Every president since 1996 has suspended a provision in U.S. law that would allow Americans to sue Cuba over properties seized after the 1959 revolution.
Hardliners in the Trump Administration may change all that, allowing such lawsuits for the first time, a move that critics say would flood U.S. courts, damage the Cuban economy and alienate U.S. trading partners.
Title III of the Helms-Burton law would permit Americans to sue to try to recover confiscated properties. Paul Johnson, chair of the United States Agriculture Coalition for Cuba, told me he believes Title III is likely to go into effect unless those opposed to it speak up. He said:
I think Title III is seriously being considered, unless opposition is heard then its likely to be enacted. Right now I would put it at better than 50 percent chance they move forward.
Some American lawmakers are eager to step up the pressure on Cuba. Sen. Marco Rubio, R-Florida, on Friday said the U.S. government should do more to hold Cuba accountable for mysterious acoustic-related injuries that American and Canadian diplomats have reported in Havana. Rubio said in a statement:
The families of those affected and the international community deserve answers, and the U.S. should look at additional policy options to hold the Cuban regime accountable for the ongoing harm being done to foreign diplomats and their families.
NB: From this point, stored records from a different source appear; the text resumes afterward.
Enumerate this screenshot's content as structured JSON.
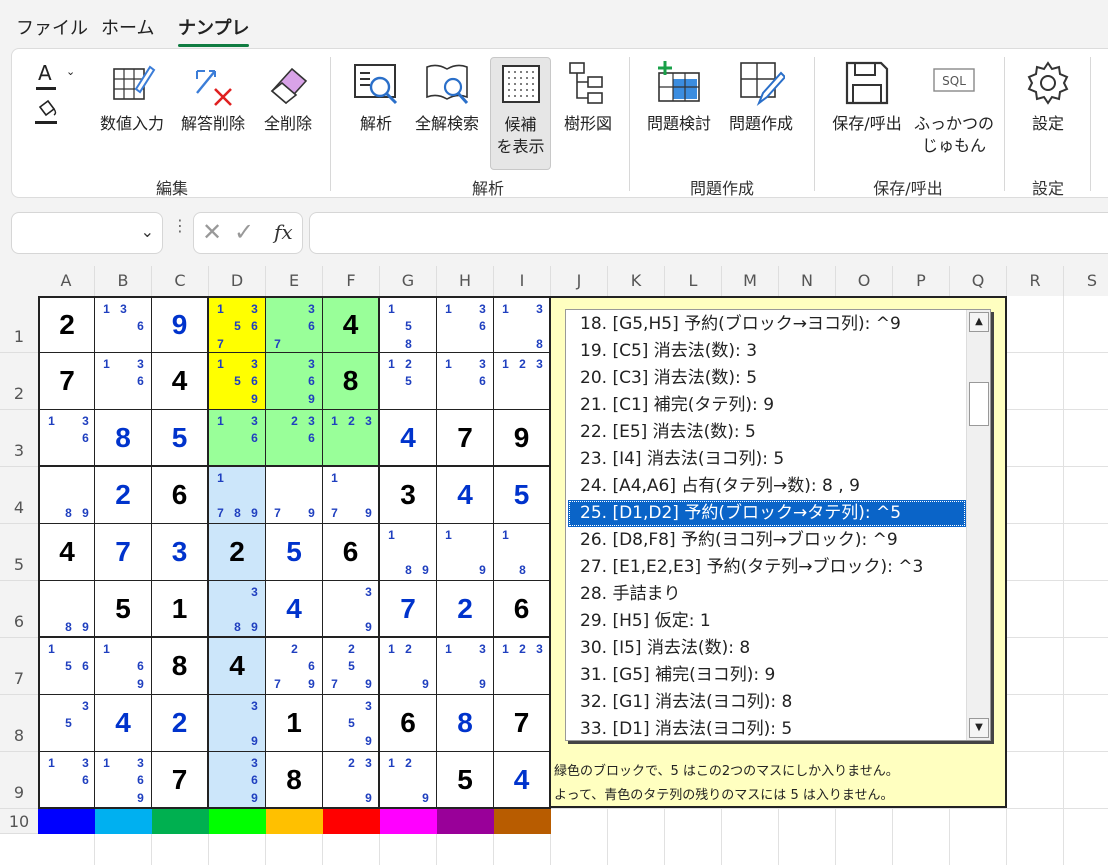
{
  "menu": {
    "file": "ファイル",
    "home": "ホーム",
    "nanpure": "ナンプレ"
  },
  "ribbon": {
    "font_color": "A",
    "buttons": [
      {
        "label": "数値入力",
        "icon": "number-input-icon"
      },
      {
        "label": "解答削除",
        "icon": "delete-answer-icon"
      },
      {
        "label": "全削除",
        "icon": "eraser-icon"
      },
      {
        "label": "解析",
        "icon": "analyze-icon"
      },
      {
        "label": "全解検索",
        "icon": "search-all-icon"
      },
      {
        "label": "候補\nを表示",
        "icon": "candidates-icon"
      },
      {
        "label": "樹形図",
        "icon": "tree-icon"
      },
      {
        "label": "問題検討",
        "icon": "problem-review-icon"
      },
      {
        "label": "問題作成",
        "icon": "problem-create-icon"
      },
      {
        "label": "保存/呼出",
        "icon": "save-icon"
      },
      {
        "label": "ふっかつの\nじゅもん",
        "icon": "sql-icon"
      },
      {
        "label": "設定",
        "icon": "gear-icon"
      }
    ],
    "groups": [
      "編集",
      "解析",
      "問題作成",
      "保存/呼出",
      "設定"
    ]
  },
  "formula": {
    "namebox": "",
    "fx": "fx",
    "content": ""
  },
  "columns": [
    "A",
    "B",
    "C",
    "D",
    "E",
    "F",
    "G",
    "H",
    "I",
    "J",
    "K",
    "L",
    "M",
    "N",
    "O",
    "P",
    "Q",
    "R",
    "S"
  ],
  "rows": [
    "1",
    "2",
    "3",
    "4",
    "5",
    "6",
    "7",
    "8",
    "9",
    "10"
  ],
  "colors": {
    "given": "#000000",
    "solved": "#0033cc",
    "candidate": "#1f3fbf",
    "yellow": "#ffff00",
    "green": "#99ff99",
    "blue": "#cce6fa",
    "selection": "#0a64c8",
    "panel": "#ffffc0"
  },
  "grid": [
    [
      {
        "v": "2",
        "c": "k"
      },
      {
        "c": "1 3 _ _ _ 6"
      },
      {
        "v": "9",
        "c": "b"
      },
      {
        "c": "1 _ 3 _ 5 6 7 _ _",
        "bg": "y"
      },
      {
        "c": "_ _ 3 _ _ 6 7 _ _",
        "bg": "g"
      },
      {
        "v": "4",
        "c": "k",
        "bg": "g"
      },
      {
        "c": "1 _ _ _ 5 _ _ 8 _"
      },
      {
        "c": "1 _ 3 _ _ 6"
      },
      {
        "c": "1 _ 3 _ _ _ _ _ 8"
      }
    ],
    [
      {
        "v": "7",
        "c": "k"
      },
      {
        "c": "1 _ 3 _ _ 6"
      },
      {
        "v": "4",
        "c": "k"
      },
      {
        "c": "1 _ 3 _ 5 6 _ _ 9",
        "bg": "y"
      },
      {
        "c": "_ _ 3 _ _ 6 _ _ 9",
        "bg": "g"
      },
      {
        "v": "8",
        "c": "k",
        "bg": "g"
      },
      {
        "c": "1 2 _ _ 5 _"
      },
      {
        "c": "1 _ 3 _ _ 6"
      },
      {
        "c": "1 2 3"
      }
    ],
    [
      {
        "c": "1 _ 3 _ _ 6"
      },
      {
        "v": "8",
        "c": "b"
      },
      {
        "v": "5",
        "c": "b"
      },
      {
        "c": "1 _ 3 _ _ 6",
        "bg": "g"
      },
      {
        "c": "_ 2 3 _ _ 6",
        "bg": "g"
      },
      {
        "c": "1 2 3",
        "bg": "g"
      },
      {
        "v": "4",
        "c": "b"
      },
      {
        "v": "7",
        "c": "k"
      },
      {
        "v": "9",
        "c": "k"
      }
    ],
    [
      {
        "c": "_ _ _ _ _ _ _ 8 9"
      },
      {
        "v": "2",
        "c": "b"
      },
      {
        "v": "6",
        "c": "k"
      },
      {
        "c": "1 _ _ _ _ _ 7 8 9",
        "bg": "l"
      },
      {
        "c": "_ _ _ _ _ _ 7 _ 9"
      },
      {
        "c": "1 _ _ _ _ _ 7 _ 9"
      },
      {
        "v": "3",
        "c": "k"
      },
      {
        "v": "4",
        "c": "b"
      },
      {
        "v": "5",
        "c": "b"
      }
    ],
    [
      {
        "v": "4",
        "c": "k"
      },
      {
        "v": "7",
        "c": "b"
      },
      {
        "v": "3",
        "c": "b"
      },
      {
        "v": "2",
        "c": "k",
        "bg": "l"
      },
      {
        "v": "5",
        "c": "b"
      },
      {
        "v": "6",
        "c": "k"
      },
      {
        "c": "1 _ _ _ _ _ _ 8 9"
      },
      {
        "c": "1 _ _ _ _ _ _ _ 9"
      },
      {
        "c": "1 _ _ _ _ _ _ 8 _"
      }
    ],
    [
      {
        "c": "_ _ _ _ _ _ _ 8 9"
      },
      {
        "v": "5",
        "c": "k"
      },
      {
        "v": "1",
        "c": "k"
      },
      {
        "c": "_ _ 3 _ _ _ _ 8 9",
        "bg": "l"
      },
      {
        "v": "4",
        "c": "b"
      },
      {
        "c": "_ _ 3 _ _ _ _ _ 9"
      },
      {
        "v": "7",
        "c": "b"
      },
      {
        "v": "2",
        "c": "b"
      },
      {
        "v": "6",
        "c": "k"
      }
    ],
    [
      {
        "c": "1 _ _ _ 5 6"
      },
      {
        "c": "1 _ _ _ _ 6 _ _ 9"
      },
      {
        "v": "8",
        "c": "k"
      },
      {
        "v": "4",
        "c": "k",
        "bg": "l"
      },
      {
        "c": "_ 2 _ _ _ 6 7 _ 9"
      },
      {
        "c": "_ 2 _ _ 5 _ 7 _ 9"
      },
      {
        "c": "1 2 _ _ _ _ _ _ 9"
      },
      {
        "c": "1 _ 3 _ _ _ _ _ 9"
      },
      {
        "c": "1 2 3"
      }
    ],
    [
      {
        "c": "_ _ 3 _ 5 _"
      },
      {
        "v": "4",
        "c": "b"
      },
      {
        "v": "2",
        "c": "b"
      },
      {
        "c": "_ _ 3 _ _ _ _ _ 9",
        "bg": "l"
      },
      {
        "v": "1",
        "c": "k"
      },
      {
        "c": "_ _ 3 _ 5 _ _ _ 9"
      },
      {
        "v": "6",
        "c": "k"
      },
      {
        "v": "8",
        "c": "b"
      },
      {
        "v": "7",
        "c": "k"
      }
    ],
    [
      {
        "c": "1 _ 3 _ _ 6"
      },
      {
        "c": "1 _ 3 _ _ 6 _ _ 9"
      },
      {
        "v": "7",
        "c": "k"
      },
      {
        "c": "_ _ 3 _ _ 6 _ _ 9",
        "bg": "l"
      },
      {
        "v": "8",
        "c": "k"
      },
      {
        "c": "_ 2 3 _ _ _ _ _ 9"
      },
      {
        "c": "1 2 _ _ _ _ _ _ 9"
      },
      {
        "v": "5",
        "c": "k"
      },
      {
        "v": "4",
        "c": "b"
      }
    ]
  ],
  "color_row": [
    "#0000ff",
    "#00b0f0",
    "#00b050",
    "#00ff00",
    "#ffc000",
    "#ff0000",
    "#ff00ff",
    "#990099",
    "#b85c00"
  ],
  "steps": [
    "18. [G5,H5] 予約(ブロック→ヨコ列): ^9",
    "19. [C5] 消去法(数): 3",
    "20. [C3] 消去法(数): 5",
    "21. [C1] 補完(タテ列): 9",
    "22. [E5] 消去法(数): 5",
    "23. [I4] 消去法(ヨコ列): 5",
    "24. [A4,A6] 占有(タテ列→数): 8 , 9",
    "25. [D1,D2] 予約(ブロック→タテ列): ^5",
    "26. [D8,F8] 予約(ヨコ列→ブロック): ^9",
    "27. [E1,E2,E3] 予約(タテ列→ブロック): ^3",
    "28. 手詰まり",
    "29. [H5] 仮定: 1",
    "30. [I5] 消去法(数): 8",
    "31. [G5] 補完(ヨコ列): 9",
    "32. [G1] 消去法(ヨコ列): 8",
    "33. [D1] 消去法(ヨコ列): 5"
  ],
  "selected_step": 7,
  "notes": [
    "緑色のブロックで、5 はこの2つのマスにしか入りません。",
    "よって、青色のタテ列の残りのマスには 5 は入りません。"
  ]
}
Cuban authorities have said they don’t know the cause of the reported injuries and have cooperated with FBI agents who have investigated the incidents.
Johnson said in a statement:
In National Security Advisor John Bolton’s pre-election “Troika of Tyranny” speech, he made clear that the Administration is considering initiatives that will pressure Cuba to change its system of governance and permit democratic elections under international supervision.
Under consideration is to allow Title III of the Helms-Burton law to go into effect, and thereby to allow Americans and Cuban-Americans whose properties in Cuba were expropriated to sue for damages in U.S. courts. The lawsuits would be brought against parties, both U.S. and foreign, whose business activities in Cuba are connected to those expropriated properties.
This right of action was enacted in 1996 but Presidents of both parties have consistently blocked it from going into effect ever since through waivers issued every six months. The deadline for the next six-month suspension is February 1.
If no suspension is issued February 1, lawsuits could originate from U.S. nationals whose 5,913 claims were certified by the Foreign Claims Settlement Commission, and also from Cuban nationals who left Cuba after the revolution and subsequently became U.S. nationals.
Title III implications for agriculture:
- Claimants will file lawsuits and U.S. trading partners will protest and possibly retaliate against the extraterritorial application of U.S. law.
- I suspect Cuba would retaliate in some measure if Title III was permitted. We are trying to increase our exports and trade, this does not help.
- Lawsuits, the threat of lawsuits, and the climate of uncertainty created by these legal actions would severely harm Cuba’s investment climate. Some investors may pull out, and potential new investors will stay away. The Cuban economy will suffer.
- Americans seeking to enter authorized transactions to further the Administration’s own objectives, such as helping private agriculture cooperatives and the rest of Cuba’s private sector to grow, will be discouraged by the new legal risks.
- A WTO case is certain to come, and some trading partners may take retaliatory measures against U.S. companies operating outside Cuba. This extraterritorial application of U.S. economic sanctions will harm our trade relationships.
We encourage you to strongly oppose Title III as this impacts not only trade relations between the U.S. and Cuba, but potentially overspills into our relationship with trading partners globally. It is difficult to imagine any resolution to a claim brought against the Cuban government, and would only inundate our court system while further alienating trade relationships around the globe.